– Эй, корова, дорогу!
Таисия огляделась – она стояла посередине базарной площади. Туда-сюда сновали люди, жизнь рынка кипела. «Павловна, надо найти её, пусть ругает, пусть насмехается, всё лучше, чем от мыслей мозги лопнут».
– Так, девонька, смотрю, тебе сегодня хуже, чем в день суда.
Павловна сидела в обшарпанном кресле за невысоким прилавком, заваленным хозяйственными железками, ещё какими-то разномастными товарами.
– Выпей-ка валерьяночки, вот, «Фанты» глотни, не бзди, астма – не заразная.
Таисия машинально сделала несколько глотков и, поблагодарив старуху, поискала глазами место, чтобы присесть. Павловна заметила её взгляд и достала из-за спины раскладной стульчик.
– Садись и рассказывай, что со вчерашнего дня с тобой приключилось.
Заставлять Таисию не надо было, рассказ сам просился к слушателю. Павловна сначала слушала, глядя на рассказчицу, потом опустила глаза и посмотрела на Таисию только тогда, когда та замолчала.
– Хреновые дела, дружков сыночка своего знаешь? – когда Таисия утвердительно кивнула, старуха продолжила, – сейчас вот что, иди домой, постарайся отвлечься, отдохни, а я обмозгую, какие рычаги надавить, чтобы нашли твою машину. Но сама понимаешь, бесплатно только чирьи на заднице выскакивают.
– Вы меня разыгрываете или как дурочку успокаиваете?
– Ты говори да не заговаривайся, шутки с тобой шутить у меня времени нет. И успокаивать тебя мне не охота, сама такого идиота на свет произвела, пока за деньгами гонялась, упустила воспитание, прошляпила, чтобы уважал тебя и боготворил, как положено к матерям обращаться, как бы они не жили. Не мне тебя судить, по своему опыту знаю, каково это, когда сын на мать волком смотрит, у самой такая же история. Мой хоть пакости мне не делает, на том спасибо, но по больному тоже изрядно режет, знаться со мной не желает. У нас с ним своя история, но сейчас не обо мне речь. Сказано тебе, иди домой, я сейчас пацанов подтяну, найдут твою ласточку, гаманок развязывай, людей отблагодарить надо будет.
Павловна говорила вполне серьёзно, но эта её серьёзность и вызвала у Таисии приступ истеричного смеха. Старуха не прерывала этот выплеск эмоций, ждала молча, пока та успокоится. Досмеявшись до всхлипов, Таисия, не вытирая слёз, уставилась в землю под своими ногами.
– Я-то думала, ты пришла ко мне за помощью, люди посоветовали, а ты во мне клоунессу на пенсии увидела. Что, уважаемая, иди, сама в своём дерьме копайся.
– Простите, Павловна, честно говорю, я не хотела вас обидеть, а смех мой от безысходности.

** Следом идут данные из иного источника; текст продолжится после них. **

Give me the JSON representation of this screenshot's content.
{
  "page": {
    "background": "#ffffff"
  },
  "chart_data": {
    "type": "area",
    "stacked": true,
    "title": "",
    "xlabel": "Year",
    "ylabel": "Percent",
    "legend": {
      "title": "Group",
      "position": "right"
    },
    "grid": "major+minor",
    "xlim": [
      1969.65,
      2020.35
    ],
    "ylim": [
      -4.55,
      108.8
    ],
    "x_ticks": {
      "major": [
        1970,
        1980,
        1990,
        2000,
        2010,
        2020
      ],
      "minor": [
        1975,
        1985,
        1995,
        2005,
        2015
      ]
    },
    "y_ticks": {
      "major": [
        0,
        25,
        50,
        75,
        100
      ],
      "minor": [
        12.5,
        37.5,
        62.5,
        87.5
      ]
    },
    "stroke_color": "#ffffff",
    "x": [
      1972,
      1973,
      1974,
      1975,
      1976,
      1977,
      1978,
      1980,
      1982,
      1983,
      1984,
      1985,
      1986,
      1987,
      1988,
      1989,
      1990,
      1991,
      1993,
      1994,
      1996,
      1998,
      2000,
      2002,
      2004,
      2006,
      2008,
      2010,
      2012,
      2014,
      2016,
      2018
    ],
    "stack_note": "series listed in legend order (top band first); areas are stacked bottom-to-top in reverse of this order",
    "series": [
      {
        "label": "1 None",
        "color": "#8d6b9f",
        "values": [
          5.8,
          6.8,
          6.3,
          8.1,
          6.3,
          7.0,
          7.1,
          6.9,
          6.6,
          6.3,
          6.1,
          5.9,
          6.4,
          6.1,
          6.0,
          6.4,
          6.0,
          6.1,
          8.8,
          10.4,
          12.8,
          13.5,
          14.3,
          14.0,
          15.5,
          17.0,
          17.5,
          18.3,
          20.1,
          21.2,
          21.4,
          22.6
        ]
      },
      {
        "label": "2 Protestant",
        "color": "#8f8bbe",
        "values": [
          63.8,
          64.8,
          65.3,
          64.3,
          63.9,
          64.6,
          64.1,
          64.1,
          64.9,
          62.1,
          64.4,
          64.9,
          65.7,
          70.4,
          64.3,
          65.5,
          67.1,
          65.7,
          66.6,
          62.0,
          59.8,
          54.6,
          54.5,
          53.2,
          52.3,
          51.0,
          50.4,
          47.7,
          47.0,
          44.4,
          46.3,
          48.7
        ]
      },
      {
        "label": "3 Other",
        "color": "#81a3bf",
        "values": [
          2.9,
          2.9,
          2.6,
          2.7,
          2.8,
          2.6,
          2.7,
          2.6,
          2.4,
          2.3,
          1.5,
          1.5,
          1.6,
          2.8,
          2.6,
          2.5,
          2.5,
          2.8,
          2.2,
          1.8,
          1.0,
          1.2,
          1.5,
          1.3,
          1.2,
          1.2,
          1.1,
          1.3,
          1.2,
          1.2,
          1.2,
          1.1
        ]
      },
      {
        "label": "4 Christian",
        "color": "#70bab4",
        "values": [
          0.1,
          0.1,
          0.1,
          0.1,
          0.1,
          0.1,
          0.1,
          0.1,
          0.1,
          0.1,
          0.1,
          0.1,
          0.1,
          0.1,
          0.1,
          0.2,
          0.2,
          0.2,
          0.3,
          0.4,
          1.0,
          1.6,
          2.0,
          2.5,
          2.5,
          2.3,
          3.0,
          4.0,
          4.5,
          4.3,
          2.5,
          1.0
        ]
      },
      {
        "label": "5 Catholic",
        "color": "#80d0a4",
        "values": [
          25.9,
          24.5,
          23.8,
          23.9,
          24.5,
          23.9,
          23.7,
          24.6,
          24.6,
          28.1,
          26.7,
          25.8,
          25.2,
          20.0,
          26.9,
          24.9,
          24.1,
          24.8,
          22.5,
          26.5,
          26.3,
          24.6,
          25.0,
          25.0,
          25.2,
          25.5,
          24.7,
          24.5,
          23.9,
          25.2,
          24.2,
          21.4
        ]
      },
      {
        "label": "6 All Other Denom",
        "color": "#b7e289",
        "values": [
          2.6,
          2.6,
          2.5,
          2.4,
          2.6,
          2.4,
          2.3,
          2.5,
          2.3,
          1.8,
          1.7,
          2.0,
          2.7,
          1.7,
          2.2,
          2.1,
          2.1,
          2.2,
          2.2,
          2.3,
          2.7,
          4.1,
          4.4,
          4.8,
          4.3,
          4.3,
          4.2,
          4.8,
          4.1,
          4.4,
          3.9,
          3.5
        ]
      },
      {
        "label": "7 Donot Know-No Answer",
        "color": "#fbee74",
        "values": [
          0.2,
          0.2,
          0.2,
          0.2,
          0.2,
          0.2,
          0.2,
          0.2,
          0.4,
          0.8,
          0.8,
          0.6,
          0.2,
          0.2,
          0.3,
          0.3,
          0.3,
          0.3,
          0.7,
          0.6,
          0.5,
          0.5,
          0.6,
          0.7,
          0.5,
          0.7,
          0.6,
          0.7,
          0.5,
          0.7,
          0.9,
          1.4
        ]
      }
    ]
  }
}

– Да всё я понимаю, девка, откуда тебе знать, что бабка базарная из себя может представлять, а я тебе вот что скажу, по секрету, – Павловна склонилась к Таисии, – меня многие уркаганы до сих пор уважают, вес в их обществе я своей жизнью заслужила и не стесняюсь этого. Наколки на моей руке видела? Ты думала, они от нечего делать появились? Это – печати моей лагерной жизни.
– Не пойду я туда, лучше с моста головой, – усмехнулась Таисия.
– Ага, чтобы башка дурная вдребезги, валяй, не жалко.
– Аллах, помоги мне! – Таисия затянула на татарском языке заунывную молитву.
– Не смеши своего Аллаха, говори о привычных вещах – лукавстве, обмане, притворстве.
– Об этом и говорю, – перешла на русский Таисия.
– Чем быстрее ты перестанешь корчить из себя невинную жертву и покаешься…
– Я вам всё как на духу рассказала, – перебила Таисия.
– Да не передо мной каяться надо, перед собой, тогда у нас быстрее всё на лад пойдёт.
– Но я, правда, не такая уж и плохая, – всплеснула руками Таисия.
– А кто устанавливал меру плохого и хорошего? – прищурилась Павловна, потом сунула руку в карман и достала связку ключей, -иди ко мне домой, смотри, не бедакурничай, вино вчера осталось, можешь допить, чтобы на душе потеплее стало.